Her expertise in the treatment of sex offenders is also recognized and she was appointed official director of Danger Assessment by the Commission of the Ministry of Health. Ben-David served for number of years as chair of the Advisory Council to the Minister of Justice and Minister of Public Security, and today she is a member of the Steering Committee, and Chair of the Professional Committee, for the Day Center for Sex Offenders in the Community. Ben-David Served for several years as Head of Victimology Department in Bar-Ilan University, where she initiated and established the Social and Rehabilitative Track for the master's degree, a track that produces many of the graduates who are active in the field and in academia. She founded and led three organizations:

 Sha'al - victims' assistance service, an association founded in 1979 that was a pioneer in promoting the field of victim care.
 El'am - Sex Crime Prevention Association, an organization that promoted the professional treatment of sex offenders, and promoted legislation.
 Keleth - Criminologists for correctional services. In this association, Ben-David and her colleagues established the first center for sex offenders in the community.

In Ariel University Center of Samaria, Ben David was among the founders of the Department of Criminology and has served as head of the department since its establishment. The Department currently has about 300 students. Since 2010, the department has been conducting study days and editing a book on female criminality and female domestic violence.

Ben David pays great attention to training graduate students and to guiding graduate students in the masters' and doctoral degrees. She serves as a member of the editorial board in the Journal of Ethnicity in Criminal Justice and the Journal of Offender Therapy and Comparative Criminology, as a reviewer of articles in number of other journals, and as a judge of doctoral and masters' thesis projects.

She currently serves as Head of the Department of Criminology and is engaged in research in the field of family, women and crime and various approaches regarding the treatment for violence.

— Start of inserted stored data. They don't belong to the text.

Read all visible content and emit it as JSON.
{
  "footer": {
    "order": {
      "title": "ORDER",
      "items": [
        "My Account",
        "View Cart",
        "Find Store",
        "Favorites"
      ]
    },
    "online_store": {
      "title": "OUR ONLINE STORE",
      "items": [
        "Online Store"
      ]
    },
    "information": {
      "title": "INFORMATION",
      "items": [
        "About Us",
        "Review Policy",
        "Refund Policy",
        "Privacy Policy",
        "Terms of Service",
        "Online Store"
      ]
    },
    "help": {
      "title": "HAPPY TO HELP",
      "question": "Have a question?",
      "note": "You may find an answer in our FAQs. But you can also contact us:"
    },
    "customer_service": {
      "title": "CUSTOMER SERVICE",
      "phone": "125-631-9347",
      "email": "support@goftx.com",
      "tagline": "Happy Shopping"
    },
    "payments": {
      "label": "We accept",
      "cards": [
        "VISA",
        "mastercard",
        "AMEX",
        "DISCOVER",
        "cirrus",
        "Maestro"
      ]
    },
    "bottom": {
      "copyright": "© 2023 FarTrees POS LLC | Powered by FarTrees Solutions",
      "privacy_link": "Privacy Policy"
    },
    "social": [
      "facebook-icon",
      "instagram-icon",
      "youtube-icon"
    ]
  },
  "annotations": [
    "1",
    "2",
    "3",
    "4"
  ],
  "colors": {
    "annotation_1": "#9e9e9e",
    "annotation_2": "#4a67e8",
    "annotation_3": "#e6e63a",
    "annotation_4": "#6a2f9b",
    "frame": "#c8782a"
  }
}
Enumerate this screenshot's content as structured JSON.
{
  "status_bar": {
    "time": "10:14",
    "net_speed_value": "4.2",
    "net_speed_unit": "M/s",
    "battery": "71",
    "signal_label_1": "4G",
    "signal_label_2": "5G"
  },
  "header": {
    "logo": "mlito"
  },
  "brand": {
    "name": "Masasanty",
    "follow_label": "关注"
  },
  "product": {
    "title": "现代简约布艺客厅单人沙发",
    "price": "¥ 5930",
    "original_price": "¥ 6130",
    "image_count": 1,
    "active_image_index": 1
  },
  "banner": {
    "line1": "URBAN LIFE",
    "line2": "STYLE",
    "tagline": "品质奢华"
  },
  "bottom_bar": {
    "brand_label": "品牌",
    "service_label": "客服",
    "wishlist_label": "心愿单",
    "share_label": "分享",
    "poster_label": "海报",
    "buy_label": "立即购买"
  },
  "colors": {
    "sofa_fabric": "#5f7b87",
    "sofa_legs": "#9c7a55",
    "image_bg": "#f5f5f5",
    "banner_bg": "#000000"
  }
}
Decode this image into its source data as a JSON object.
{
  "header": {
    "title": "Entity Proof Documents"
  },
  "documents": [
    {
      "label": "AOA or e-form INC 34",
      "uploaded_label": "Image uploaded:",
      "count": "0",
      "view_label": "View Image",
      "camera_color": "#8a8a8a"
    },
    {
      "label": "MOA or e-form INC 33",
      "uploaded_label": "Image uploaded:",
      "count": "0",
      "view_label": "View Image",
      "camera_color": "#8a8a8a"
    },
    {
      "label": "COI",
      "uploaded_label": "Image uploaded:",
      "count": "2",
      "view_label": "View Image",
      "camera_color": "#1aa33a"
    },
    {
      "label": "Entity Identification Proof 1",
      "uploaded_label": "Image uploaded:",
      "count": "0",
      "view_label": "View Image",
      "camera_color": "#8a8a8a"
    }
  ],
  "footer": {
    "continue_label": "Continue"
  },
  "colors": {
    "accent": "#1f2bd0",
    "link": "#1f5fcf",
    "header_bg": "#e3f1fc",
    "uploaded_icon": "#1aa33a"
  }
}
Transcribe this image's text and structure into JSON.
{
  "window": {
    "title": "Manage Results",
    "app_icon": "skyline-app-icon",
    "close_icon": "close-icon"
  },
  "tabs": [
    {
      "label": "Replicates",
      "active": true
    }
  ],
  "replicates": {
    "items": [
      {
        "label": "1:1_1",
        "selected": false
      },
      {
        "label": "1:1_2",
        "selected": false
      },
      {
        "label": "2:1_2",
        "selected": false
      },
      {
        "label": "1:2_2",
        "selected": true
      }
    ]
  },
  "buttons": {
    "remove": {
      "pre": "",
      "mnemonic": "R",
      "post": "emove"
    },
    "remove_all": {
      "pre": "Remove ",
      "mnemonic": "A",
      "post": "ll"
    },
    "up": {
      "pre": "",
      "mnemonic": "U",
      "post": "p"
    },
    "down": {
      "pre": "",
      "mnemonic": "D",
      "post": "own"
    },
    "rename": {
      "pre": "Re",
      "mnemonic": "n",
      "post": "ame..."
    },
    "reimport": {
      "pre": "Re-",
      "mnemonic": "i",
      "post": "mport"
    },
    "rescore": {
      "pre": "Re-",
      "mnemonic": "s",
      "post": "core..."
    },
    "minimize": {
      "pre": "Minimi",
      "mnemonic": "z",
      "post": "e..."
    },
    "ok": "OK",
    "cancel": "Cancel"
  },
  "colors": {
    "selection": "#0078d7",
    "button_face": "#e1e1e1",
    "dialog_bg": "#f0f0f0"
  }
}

Conferences and publications in the field of domestic violence
In 2010, the criminology department under Prof. Ben-David began holding a series of conferences ("Pink Crime" on 30.5.11, "The Different Faces of Domestic Violence" on 21.11.11, and the international and interdisciplinary conference titled "Violence, Conflict and Unity in the Family: a re-examination of the treatment and judgment doctrines" planned for 29 and 30 April 2013). These conferences examine the phenomena of reciprocity in domestic violence, male victimhood, bias in research data in the field of domestic violence, the abuse suffered by men in divorce proceedings, false complaints about violence and sex crimes and more. Ben-David's partners and co-organizers in the conferences are - Dr. Sharon Aharoni-Goldberg of Netanya Academic College; Dr. Yoav Mazeh, Ono Academic College; Dr. Yael Aviad, Dr. Hagit Bonny-Noach and Dr. Inna Levy, all of Ariel University, and Gil Ronen, journalist and chairman of the Foundation for the Defense of Family ("The Familists").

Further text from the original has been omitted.